Je lis d’une oreille attentive les auteurs qui ont dû, pour une raison ou une autre, changer de langue. Nous formons une grande famille. Nos histoires sont différentes. Chacun s’invente plus ou moins sa légende ; tout le monde aime bien les belles histoires. Et puis, pour être honnête, il est plus facile d’avoir compilé une jolie légende et de s’y tenir, ça évite d’entrer dans des détails trop douloureux lors des interviews. Cioran s’était inventé sa légende. Makine aussi. Kundera a fait de même. J’ai volontiers cru à leur légende. Elle me plaisait bien. Et puis tous les écrivains réinventent leur passé. On dit qu’on aime la langue du pays d’accueil, qu’elle est supérieure aux autres. Voilà ce qu’on dit. On parle de Proust, de Balzac, ou de Milton et Shakespeare. Et surtout, on apprend à mentir, mentir pour ne pas passer pour un imbécile. On se dit que bien des auteurs y sont arrivés. Conrad, le Polonais, a écrit un anglais extraordinaire. Kafka, le Tchèque, a laissé une grande œuvre en allemand. Cioran, le Roumain, est parvenu à la maîtrise d’un français magnifique.
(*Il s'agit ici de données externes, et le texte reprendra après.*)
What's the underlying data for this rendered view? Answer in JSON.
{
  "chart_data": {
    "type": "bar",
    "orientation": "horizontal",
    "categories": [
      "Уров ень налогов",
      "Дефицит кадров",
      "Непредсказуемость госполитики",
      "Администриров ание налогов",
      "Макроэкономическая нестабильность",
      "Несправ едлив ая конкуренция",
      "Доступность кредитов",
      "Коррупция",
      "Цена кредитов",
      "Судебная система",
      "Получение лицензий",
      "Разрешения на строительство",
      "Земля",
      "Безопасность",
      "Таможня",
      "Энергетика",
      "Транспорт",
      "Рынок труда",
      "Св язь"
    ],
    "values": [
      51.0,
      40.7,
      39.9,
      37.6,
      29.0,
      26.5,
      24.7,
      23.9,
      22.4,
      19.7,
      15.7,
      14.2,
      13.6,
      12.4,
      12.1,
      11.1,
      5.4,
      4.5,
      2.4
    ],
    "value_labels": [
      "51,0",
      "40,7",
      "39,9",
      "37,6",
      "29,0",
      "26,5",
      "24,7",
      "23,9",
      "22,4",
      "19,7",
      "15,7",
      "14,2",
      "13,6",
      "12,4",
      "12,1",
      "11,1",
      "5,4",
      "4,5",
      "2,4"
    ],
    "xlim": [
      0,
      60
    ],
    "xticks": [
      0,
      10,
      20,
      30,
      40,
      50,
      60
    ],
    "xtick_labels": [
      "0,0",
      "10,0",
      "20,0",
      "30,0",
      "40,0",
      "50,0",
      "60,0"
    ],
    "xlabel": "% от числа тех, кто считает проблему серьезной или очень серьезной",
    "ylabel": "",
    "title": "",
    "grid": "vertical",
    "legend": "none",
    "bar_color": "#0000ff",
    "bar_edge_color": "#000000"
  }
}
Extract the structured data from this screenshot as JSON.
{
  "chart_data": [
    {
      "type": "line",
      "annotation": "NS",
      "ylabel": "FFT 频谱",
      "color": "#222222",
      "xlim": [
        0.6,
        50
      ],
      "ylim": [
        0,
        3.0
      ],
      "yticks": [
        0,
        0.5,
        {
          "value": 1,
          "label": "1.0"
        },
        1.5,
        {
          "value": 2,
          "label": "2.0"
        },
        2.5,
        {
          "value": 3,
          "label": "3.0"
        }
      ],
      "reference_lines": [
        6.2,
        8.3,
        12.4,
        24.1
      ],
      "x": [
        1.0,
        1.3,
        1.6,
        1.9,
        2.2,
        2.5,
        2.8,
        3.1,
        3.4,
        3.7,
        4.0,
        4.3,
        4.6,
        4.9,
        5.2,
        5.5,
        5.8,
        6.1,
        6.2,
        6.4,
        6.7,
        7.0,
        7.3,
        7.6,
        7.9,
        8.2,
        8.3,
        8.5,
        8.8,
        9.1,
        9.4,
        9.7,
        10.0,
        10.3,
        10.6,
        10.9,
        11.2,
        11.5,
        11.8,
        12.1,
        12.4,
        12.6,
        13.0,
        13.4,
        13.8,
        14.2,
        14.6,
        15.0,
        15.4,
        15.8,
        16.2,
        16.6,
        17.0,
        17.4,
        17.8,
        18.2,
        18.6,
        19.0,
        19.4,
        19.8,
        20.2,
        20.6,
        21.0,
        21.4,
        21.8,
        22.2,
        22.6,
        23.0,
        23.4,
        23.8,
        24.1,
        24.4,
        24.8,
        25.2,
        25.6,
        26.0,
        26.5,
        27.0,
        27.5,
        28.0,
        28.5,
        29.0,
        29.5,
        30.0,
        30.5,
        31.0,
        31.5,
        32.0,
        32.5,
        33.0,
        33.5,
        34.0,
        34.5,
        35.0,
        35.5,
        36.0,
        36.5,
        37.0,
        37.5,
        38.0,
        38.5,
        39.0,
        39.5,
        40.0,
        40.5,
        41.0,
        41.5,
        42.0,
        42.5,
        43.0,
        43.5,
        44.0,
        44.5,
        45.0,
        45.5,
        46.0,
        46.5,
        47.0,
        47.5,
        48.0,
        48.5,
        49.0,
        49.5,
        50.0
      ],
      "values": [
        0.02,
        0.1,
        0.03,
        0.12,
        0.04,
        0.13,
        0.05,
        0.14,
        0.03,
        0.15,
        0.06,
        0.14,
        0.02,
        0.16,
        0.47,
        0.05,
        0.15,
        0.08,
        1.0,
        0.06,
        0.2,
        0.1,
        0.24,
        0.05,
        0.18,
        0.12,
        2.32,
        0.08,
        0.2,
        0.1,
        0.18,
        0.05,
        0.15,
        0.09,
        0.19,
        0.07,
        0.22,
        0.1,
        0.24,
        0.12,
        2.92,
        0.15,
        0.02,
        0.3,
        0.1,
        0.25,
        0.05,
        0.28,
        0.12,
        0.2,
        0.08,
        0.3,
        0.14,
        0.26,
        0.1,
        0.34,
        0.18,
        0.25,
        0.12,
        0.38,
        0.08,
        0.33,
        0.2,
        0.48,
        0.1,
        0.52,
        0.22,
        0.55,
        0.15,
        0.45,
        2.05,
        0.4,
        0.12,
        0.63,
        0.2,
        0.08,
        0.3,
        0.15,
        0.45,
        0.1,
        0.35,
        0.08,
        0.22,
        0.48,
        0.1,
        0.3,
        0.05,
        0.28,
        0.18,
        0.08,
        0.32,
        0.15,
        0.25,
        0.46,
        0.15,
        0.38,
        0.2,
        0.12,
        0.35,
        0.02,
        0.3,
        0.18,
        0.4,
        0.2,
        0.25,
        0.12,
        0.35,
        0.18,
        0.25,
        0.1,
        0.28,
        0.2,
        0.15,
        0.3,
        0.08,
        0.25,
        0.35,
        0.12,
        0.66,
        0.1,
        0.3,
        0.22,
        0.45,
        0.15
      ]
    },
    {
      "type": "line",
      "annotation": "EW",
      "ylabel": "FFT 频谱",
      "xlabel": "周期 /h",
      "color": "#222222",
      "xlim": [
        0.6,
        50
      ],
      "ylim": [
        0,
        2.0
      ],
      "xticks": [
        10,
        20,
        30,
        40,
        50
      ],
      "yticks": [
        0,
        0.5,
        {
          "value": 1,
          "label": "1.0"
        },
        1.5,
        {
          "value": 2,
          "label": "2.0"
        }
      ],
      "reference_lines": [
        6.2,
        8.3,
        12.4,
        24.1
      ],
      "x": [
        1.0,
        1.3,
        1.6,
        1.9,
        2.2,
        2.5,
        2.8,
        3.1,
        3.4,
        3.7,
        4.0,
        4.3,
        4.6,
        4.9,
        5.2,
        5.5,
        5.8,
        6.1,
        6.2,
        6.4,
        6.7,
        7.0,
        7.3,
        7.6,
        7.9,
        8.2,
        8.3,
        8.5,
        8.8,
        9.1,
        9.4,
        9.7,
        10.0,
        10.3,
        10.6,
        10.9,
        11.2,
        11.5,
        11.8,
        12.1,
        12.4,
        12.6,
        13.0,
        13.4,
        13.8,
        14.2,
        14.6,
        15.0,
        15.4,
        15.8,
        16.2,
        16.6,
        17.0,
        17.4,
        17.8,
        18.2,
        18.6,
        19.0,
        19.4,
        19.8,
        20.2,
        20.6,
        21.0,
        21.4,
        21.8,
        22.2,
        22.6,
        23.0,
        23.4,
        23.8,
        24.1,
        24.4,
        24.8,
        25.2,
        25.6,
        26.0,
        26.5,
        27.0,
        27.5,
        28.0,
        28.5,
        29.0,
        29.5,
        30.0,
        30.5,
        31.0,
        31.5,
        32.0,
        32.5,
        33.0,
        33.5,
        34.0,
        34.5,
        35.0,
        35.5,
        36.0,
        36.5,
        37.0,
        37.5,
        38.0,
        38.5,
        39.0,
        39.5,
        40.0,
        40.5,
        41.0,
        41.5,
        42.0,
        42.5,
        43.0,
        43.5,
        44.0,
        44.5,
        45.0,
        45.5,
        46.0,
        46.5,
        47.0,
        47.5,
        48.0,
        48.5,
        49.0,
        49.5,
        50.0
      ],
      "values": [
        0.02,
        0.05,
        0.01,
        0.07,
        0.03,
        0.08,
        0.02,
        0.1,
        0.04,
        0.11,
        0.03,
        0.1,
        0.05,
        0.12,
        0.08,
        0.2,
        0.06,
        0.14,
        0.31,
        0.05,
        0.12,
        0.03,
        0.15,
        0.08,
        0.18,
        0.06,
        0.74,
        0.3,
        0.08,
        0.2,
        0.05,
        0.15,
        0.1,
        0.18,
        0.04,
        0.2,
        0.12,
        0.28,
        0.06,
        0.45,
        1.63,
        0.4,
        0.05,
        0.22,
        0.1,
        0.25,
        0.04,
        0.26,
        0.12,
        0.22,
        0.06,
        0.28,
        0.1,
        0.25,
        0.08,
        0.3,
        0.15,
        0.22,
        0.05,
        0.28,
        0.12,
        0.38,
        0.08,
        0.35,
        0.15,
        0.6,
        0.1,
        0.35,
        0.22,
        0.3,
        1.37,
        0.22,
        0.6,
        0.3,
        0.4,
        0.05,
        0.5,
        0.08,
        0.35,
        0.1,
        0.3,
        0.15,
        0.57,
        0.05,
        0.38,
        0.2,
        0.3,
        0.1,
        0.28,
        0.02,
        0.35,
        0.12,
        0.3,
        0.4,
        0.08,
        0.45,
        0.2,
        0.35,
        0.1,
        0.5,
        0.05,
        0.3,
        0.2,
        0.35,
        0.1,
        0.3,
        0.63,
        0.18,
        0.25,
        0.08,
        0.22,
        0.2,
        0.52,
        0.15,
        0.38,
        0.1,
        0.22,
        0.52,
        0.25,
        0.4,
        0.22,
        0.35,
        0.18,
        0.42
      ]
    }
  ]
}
Alors pourquoi pas moi ? Pourquoi les autres y arriveraient-ils et pas moi ? On est un étranger, on a sa dignité, on travaille dur, plus dur, tout est toujours plus dur pour les étrangers. On repense avec humilité à cette note de lecture de Raymond Queneau, lecteur chez Gallimard, qui fait remarquer que Cioran a « amélioré son français. » Une note de lecture si banale pour n’importe quel Français. Une note de lecture si émouvante pour qui sait ce que l’arbre cache de la forêt.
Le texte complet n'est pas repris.